En az iki farklı dünya olduğuna kuşku yok. Birinin basın dünyası ve kamuoyu öncelikle düşürülen Malezya uçağıyla ilgileniyor, diğerinin gündem başlığında ise Gazze var.
Düşen uçağı öne alan dünyada Gazze konusu, İsrail saldırısı olarak ele alınıyor ve çoğu yerde ikinci haber niteliğinde. Gazze’den genel olarak yıkılmış bina görüntüleri veriliyor, resimlerde insan yok. Ölen insanlar birer rakam niteliğinde. Üçüncü başlık ise, Montreal, Paris, Londra ya da başka ‘Batı’ başkentlerindeki İsrail protestoları oluyor. Hani sanki İsrail’in esas kusuru bu kentlerdeki halkı tahrik etmekmiş gibi.
Gazze’yi öncelikli gören kamuoylarında ise, düşürülen Malezya uçağı, Mart ayında kaybolan Malezya uçağı muamelesi görüyor. Aksilikler sürekli Malezya havayollarının başına geldiği için kanıksama mı oldu, bilinmez. Ancak Filistin’i öne çeken dünyada bu uçakla ilgili haber ve görüntülerde genel olarak enkazın yer aldığını, olası şüphelinin resminin yayınlandığını, yani insanlardan söz edilmediğini vurgulamak gerekiyor. Ölen insanlar sadece rakam niteliğinde.
Ölenler kim?
Dünyalardan birinde uçağı vuran füzenin nereden atıldığı, kimin emir verdiği tartışılıp duruyor. Bu arada yanlışlıkla mı vuruldu yoksa kasten mi düşürüldüğü konusu da Batı basınında yer alan temel konular. Ölen kişilerin öyküleri hüzünlü yayınlarda dönüp duruyor. Uçak enkazının yağmalanması, hiçbir önlem alınmadan pervasızca insanların ölüler arasında gezinmesi, cesetlerin günler sonra morglara götürülmesi gibi skandallar da sürekli haber yapılıyor.

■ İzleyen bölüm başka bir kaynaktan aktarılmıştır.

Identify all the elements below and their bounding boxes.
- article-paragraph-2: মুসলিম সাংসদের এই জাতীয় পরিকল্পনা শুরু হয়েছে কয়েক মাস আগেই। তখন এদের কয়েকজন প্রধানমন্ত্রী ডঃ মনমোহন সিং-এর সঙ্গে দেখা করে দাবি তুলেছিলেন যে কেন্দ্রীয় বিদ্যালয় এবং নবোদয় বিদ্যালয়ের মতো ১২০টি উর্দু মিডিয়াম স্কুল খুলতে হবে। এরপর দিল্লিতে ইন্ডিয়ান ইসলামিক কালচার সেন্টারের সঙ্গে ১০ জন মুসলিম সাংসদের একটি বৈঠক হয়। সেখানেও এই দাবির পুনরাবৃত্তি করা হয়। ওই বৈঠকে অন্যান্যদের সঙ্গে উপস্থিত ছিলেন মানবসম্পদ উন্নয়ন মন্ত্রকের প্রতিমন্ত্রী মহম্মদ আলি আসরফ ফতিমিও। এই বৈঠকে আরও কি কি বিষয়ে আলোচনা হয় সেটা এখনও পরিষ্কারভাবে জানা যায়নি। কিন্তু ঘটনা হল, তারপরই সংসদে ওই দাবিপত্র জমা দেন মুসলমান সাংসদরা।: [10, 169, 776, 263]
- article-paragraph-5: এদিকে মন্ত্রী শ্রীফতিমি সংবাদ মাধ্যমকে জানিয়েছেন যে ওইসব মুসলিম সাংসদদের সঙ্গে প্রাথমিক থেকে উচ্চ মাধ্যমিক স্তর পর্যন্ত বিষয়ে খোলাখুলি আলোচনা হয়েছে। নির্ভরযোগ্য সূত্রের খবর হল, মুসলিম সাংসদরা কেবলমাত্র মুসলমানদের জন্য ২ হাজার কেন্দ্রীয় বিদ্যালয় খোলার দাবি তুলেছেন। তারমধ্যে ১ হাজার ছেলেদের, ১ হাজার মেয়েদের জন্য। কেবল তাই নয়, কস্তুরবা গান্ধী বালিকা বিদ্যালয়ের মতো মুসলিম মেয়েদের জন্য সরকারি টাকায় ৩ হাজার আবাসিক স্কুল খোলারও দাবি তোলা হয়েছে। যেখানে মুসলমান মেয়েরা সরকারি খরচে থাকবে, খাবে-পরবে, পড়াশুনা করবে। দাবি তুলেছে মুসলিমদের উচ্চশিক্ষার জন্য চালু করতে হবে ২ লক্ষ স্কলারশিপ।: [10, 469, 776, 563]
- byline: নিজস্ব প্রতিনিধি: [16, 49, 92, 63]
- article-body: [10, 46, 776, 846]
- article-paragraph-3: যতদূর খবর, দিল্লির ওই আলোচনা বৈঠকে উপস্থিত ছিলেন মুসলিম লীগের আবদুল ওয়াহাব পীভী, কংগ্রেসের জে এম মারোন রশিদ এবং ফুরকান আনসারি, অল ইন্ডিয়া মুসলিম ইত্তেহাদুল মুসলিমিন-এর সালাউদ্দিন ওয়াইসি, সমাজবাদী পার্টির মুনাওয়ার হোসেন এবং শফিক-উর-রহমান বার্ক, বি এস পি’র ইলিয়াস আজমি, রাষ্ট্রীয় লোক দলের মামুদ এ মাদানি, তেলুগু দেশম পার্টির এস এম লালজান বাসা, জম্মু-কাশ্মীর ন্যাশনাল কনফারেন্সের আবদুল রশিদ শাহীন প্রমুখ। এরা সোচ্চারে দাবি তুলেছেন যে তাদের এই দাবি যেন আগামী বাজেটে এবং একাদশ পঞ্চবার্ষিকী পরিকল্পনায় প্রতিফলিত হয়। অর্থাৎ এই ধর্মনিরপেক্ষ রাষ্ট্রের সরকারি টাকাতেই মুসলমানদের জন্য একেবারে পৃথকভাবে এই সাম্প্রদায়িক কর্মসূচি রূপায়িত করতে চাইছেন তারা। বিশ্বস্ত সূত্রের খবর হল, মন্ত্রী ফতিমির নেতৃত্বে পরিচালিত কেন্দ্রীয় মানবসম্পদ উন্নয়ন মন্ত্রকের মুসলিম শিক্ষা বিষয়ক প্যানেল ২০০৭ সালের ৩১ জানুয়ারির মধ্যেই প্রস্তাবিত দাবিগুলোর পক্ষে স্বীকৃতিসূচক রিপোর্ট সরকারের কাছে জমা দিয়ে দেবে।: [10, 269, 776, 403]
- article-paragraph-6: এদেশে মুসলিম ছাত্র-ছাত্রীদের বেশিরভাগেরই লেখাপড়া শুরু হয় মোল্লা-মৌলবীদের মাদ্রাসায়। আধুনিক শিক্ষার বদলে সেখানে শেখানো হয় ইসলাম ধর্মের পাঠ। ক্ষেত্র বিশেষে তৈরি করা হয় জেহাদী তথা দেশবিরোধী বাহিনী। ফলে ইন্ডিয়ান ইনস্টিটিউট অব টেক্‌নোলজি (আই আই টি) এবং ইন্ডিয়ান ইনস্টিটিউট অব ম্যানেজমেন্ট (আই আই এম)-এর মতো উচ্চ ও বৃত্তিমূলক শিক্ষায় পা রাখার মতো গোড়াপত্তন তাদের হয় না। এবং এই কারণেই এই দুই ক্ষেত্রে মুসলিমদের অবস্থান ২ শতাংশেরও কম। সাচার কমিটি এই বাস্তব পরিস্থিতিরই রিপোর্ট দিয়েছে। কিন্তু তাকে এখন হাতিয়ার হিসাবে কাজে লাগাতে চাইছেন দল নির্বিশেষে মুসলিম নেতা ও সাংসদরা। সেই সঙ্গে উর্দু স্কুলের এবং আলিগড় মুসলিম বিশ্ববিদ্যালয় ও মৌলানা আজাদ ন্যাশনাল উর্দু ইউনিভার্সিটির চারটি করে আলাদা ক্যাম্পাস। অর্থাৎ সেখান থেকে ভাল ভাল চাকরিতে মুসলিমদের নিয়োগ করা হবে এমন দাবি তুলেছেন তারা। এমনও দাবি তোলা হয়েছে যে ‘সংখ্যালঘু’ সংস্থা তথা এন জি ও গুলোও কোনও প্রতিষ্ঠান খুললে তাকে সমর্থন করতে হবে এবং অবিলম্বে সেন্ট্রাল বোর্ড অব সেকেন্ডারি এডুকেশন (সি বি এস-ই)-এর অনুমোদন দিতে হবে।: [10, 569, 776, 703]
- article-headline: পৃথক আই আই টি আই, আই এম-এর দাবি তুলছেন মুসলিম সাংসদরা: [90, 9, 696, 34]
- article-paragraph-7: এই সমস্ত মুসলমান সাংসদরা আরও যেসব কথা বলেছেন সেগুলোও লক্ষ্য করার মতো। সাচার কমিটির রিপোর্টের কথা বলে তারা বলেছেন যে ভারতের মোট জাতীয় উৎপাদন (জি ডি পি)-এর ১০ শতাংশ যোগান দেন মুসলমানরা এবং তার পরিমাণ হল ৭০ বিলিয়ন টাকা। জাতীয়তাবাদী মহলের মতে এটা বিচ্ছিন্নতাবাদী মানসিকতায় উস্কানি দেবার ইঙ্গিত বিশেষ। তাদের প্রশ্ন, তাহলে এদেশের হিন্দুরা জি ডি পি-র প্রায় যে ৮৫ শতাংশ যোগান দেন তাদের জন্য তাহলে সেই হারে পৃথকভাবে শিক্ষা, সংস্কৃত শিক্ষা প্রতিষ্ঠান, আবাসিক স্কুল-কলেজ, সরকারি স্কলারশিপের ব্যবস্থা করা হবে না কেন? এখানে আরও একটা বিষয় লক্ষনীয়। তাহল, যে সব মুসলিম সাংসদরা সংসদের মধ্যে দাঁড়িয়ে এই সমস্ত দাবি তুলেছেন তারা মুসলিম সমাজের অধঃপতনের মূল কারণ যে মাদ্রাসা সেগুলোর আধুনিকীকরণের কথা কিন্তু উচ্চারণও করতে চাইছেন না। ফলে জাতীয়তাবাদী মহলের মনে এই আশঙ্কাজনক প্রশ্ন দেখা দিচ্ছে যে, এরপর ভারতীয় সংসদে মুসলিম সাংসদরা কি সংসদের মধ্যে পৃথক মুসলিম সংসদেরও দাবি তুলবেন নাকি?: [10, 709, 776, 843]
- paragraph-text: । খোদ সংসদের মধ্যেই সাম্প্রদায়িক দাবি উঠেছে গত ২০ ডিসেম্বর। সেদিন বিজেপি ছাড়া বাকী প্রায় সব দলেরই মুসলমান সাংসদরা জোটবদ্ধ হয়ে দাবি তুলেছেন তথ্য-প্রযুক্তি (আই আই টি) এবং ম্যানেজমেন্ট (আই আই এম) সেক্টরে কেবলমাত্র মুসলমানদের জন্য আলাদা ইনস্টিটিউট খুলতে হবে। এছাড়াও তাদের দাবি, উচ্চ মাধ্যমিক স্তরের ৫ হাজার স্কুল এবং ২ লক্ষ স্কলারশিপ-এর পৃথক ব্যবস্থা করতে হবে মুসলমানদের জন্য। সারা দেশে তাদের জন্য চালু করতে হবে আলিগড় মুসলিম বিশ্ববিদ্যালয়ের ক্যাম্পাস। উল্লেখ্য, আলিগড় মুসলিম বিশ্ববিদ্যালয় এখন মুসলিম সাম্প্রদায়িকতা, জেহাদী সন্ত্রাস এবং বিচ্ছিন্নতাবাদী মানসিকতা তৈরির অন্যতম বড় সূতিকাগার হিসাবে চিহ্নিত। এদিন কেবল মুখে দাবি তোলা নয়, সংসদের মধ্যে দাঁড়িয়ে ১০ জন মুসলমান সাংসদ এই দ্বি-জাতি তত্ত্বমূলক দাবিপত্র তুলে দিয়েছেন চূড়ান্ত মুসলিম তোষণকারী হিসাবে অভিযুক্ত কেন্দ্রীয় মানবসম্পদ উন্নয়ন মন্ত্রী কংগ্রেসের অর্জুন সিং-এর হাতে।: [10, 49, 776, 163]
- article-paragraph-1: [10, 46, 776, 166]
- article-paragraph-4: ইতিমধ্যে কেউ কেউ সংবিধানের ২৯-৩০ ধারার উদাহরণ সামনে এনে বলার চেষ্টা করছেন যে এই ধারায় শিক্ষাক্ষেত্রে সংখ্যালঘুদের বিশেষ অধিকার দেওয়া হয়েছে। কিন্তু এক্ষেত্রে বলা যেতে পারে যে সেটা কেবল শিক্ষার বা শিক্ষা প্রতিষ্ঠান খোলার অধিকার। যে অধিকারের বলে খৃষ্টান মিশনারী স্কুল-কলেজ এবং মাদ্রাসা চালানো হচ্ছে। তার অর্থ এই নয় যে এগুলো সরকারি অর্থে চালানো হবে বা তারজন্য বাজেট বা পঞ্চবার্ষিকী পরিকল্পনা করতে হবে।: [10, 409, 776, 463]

Uçağın kara kutusunun kime teslim edileceği tartışması da cabası.
Düşen uçakta ölenlere üzülmemek mümkün değil ve üzülmek için de ölenlerin kimliklerini değil sadece masum insanlar olduklarını düşünmek yeterli.
Ancak yapılan yayınlar yoluyla, ölenlerin kimlikleri öne çıkmış vaziyette. Yani Gazze’de ölenlerin tam tersine.
Filistin’de ölenlerin sadece bazılarının yaşları hakkında fikrimiz var, kim olduklarını ne yaptıklarını bilmiyoruz. Aslında bilmek de gerekmiyor, öldürülüyor olmaları üzülmek için yeterli. Ama Malezya uçağını öne çıkaran yayınlara bakıldığında, insan sanki o uçakta ölen canların daha değerli olduğu hissine kapılıyor.
Öldürenler kim?
Malezya uçağını öne çıkaran dünyada gözler Rusya’ya, Gazze’yi öne çıkaran dünyada gözler ABD’ye yöneliyor. Ukrayna’daki Rusya yanlılarının adeta çoktan ayrı bir devlet kurduklarını, Rusya’nın burayı cephaneye çevirdiğini, Ukrayna’nın da çaresiz kaldığını anlıyoruz. Öte yanda ise İsrail ne yaparsa yapsın, ne kadar silah kullanırsa kullansın hepsinin meşru müdafaa sayılmasını sağlayacağını bir kez daha idrak ediyoruz.
Ukrayna Rusya’sız, İsrail ABD’siz açıklanamaz, sonuç bu. Uçak üzerinden Rusya’ya, Gazze üzerinden ABD’ye baskı uygulamak için çok uygun bir konjonktür. Ancak, hem Ukrayna hem İsrail ‘Batı’ya bakıyor. Ukrayna çaresizliğini vurgulayarak, İsrail de radikalizmle mücadelesine destek isteyerek. İsrail’e ABD arka çıkmasa, Rusya; Ukrayna’yı Rusya sahiplenmese ABD hemen devreye girecek. Dolayısıyla İsrail ve Rusya yanlıları için ikinci bir seçenek var ve esas hamilerine bir tür şantaj yaptıkları ileri sürülebilir.
İki farklı dünya bu gelişmelerin bir sonucu gibi. Ancak ortada bir sorun var. Aynı anda hem Rusya hem de ABD bu gelişmelerden zarar görüyor. Ne Rusya yanlılarının ne de İsrail’in desteklenmesi, Rusya ile ABD’nin elini güçlendirmiyor. Aynı anda ikisinin birden zalimleri destekleyen durumuna düşürülmesi kimin işine gelir diye sormak gerekmez mi?